一度はディレクターになりたいとばかり思っていたが、考え方的にプロデュース脳でもあるため、そちらに方向性を向けた。


今ではそれが唯一の救いだ。


岡部が私の方を見ながら


「あの、一番難しいタレントさんとかいるのですか? キャスティングをするときには」


「うーん。基本お笑い系が苦手な、例えば俳優さんなどは断られたりすることはありますね。それとかオファーを受けてくれたとしても、あまりお笑い系のノリについてこれなかったりしたり」


「なるほど。大変な世界なんですね」


「えぇ」


「ですが、聞いたところによると田山さんはそのバラエティ制作部の部長さんだとか」


「流石耳に入れるのが早いですね」


「それで一つ気になったのですが、バラエティ制作部の人たちは皆さん同じ目標に立っているわけではないのですね」


「え?」


「いえ、先ほどから話を聞いている限り、あまり交流が無かったり、興味のないように感じたので」


「バラエティと言っても、お笑いだけではないですから、例えば街ブラとかゲームとかホラー系とか、それもバラエティの一種に入ってますからね。方向性の違いだけで仲良くない人も実際いますから」


「そうですか」


一体岡部は何を聞きたいのか。


私に田山と仲が悪いことを吐き出させようとしているのか。


そんな手段にはこちらも引っかかるわけにはいかない。


油断も隙も無い人物なのは確かであるため、岡部の行動を注視していると


「現在は企画担当部長らしいですね」


「えぇ、結構上の役職ではあるのですけどね」


「それなのに後輩の田山さんが出世をなされて、時期バラエティ制作部の局長候補だとお聞きしました。
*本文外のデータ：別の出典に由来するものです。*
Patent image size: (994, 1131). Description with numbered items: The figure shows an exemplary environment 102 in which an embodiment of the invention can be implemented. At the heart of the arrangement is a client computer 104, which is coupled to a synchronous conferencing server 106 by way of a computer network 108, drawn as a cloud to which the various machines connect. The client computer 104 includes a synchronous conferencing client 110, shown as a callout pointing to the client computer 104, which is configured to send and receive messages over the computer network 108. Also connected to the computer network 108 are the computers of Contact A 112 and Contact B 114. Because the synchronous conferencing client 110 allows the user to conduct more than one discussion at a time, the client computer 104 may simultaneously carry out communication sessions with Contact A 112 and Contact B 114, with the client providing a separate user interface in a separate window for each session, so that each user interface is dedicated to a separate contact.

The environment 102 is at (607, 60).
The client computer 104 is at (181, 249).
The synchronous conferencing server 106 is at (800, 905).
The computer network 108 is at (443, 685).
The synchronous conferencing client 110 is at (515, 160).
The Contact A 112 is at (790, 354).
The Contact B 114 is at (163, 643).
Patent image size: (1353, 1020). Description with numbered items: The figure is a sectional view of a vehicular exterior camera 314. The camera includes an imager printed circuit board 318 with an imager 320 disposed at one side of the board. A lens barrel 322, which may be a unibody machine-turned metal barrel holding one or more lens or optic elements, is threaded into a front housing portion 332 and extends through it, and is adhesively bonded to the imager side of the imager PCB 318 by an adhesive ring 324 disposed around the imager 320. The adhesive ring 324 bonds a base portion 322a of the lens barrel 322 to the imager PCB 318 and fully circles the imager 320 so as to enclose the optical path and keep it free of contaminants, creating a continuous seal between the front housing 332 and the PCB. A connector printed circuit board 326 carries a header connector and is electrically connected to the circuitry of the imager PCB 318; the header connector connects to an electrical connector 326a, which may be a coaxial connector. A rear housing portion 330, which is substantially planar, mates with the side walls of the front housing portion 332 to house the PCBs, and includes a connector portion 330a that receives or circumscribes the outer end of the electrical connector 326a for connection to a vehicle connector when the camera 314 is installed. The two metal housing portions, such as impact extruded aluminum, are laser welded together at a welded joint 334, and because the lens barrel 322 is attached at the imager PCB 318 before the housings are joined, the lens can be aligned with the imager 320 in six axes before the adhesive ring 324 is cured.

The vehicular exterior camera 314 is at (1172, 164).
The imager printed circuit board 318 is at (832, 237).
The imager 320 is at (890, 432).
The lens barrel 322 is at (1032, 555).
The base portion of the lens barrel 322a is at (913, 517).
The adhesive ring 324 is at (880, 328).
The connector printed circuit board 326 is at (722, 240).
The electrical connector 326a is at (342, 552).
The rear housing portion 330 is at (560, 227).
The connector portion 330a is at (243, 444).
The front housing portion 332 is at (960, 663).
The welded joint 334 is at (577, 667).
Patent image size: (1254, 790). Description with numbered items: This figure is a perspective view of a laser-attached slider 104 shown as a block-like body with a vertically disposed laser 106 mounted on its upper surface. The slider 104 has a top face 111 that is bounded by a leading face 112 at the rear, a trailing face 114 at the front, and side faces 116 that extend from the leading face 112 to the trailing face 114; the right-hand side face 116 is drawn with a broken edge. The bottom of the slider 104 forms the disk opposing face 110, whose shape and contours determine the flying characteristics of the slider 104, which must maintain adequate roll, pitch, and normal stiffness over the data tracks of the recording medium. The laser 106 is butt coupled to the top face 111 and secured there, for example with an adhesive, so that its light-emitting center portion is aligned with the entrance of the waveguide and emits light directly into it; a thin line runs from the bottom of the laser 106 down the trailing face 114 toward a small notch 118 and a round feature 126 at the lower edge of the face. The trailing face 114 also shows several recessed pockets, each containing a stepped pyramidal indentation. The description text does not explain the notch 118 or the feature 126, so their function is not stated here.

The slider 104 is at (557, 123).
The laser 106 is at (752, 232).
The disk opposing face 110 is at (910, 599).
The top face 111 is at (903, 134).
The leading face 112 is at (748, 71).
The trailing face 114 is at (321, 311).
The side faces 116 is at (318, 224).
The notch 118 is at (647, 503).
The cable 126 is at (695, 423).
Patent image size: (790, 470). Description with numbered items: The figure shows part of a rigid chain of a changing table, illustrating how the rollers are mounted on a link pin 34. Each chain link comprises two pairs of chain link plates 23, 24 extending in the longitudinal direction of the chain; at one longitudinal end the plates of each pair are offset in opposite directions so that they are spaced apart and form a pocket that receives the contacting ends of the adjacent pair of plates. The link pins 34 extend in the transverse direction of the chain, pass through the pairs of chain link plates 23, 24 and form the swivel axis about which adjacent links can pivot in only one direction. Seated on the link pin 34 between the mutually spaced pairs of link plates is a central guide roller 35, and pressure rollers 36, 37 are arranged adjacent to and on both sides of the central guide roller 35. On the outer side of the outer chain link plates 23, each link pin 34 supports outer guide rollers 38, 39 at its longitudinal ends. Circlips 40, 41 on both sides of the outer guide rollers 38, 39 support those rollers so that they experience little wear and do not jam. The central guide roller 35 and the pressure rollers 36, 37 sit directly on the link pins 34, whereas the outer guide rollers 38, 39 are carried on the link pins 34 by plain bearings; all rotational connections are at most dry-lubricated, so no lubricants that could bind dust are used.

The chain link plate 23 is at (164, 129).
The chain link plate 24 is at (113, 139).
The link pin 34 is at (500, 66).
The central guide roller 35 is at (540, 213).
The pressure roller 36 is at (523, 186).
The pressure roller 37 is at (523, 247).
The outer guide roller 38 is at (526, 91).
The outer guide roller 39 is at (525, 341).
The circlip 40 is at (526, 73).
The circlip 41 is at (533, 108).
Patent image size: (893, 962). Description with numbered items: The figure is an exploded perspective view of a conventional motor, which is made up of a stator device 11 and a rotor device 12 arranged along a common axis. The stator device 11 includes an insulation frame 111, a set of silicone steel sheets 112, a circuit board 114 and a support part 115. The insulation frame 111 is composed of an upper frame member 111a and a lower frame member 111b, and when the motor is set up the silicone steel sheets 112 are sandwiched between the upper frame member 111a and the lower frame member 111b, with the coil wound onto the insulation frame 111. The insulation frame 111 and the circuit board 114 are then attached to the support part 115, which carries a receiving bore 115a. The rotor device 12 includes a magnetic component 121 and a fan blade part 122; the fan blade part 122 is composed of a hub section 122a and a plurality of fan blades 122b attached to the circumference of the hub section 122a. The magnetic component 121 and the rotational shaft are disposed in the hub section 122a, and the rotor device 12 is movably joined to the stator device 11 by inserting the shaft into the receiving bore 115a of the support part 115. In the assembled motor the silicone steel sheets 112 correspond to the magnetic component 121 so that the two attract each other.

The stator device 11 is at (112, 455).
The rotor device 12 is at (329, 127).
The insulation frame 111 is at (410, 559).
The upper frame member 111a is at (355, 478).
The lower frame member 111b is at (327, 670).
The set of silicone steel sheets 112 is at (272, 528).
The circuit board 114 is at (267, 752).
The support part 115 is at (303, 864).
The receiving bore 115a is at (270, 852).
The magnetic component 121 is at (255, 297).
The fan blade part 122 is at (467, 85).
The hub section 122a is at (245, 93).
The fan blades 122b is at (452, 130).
あなたが先輩でかなりバラエティ歴も長いのに、田山さんがかなり出世されているということは、田山さんは優秀なのでしょうね」


「いえ、そんなことないですよ。彼も彼なりに欠点がありますから」


「そうなのですか」


岡部は私に嫌味を言いたいのか。


怒りに溢れそうになっていたが、辛うじて列車の揺れだけが心を癒している。


まだ止まったままの段階だったら、私の精神は崩壊寸前だ。


しばらくすればこの列車から降りられて、こんな刑事とおさらばだ。


「あの最後に一つだけ」


「なんですか?」


「切符はどこで」


「えっと東京駅ですけど」


「田山さんがこの列車に乗られることは」


「知りませんでした。だからこんなことになって驚きです」


「分かりました。それでは」


そう言って岡部は立ち上がってその場を離れていった。


一体岡部は何を聞きたかったのか。


謎が残るまま、列車は減速をし始めて名古屋駅構内に入り始めたのだった。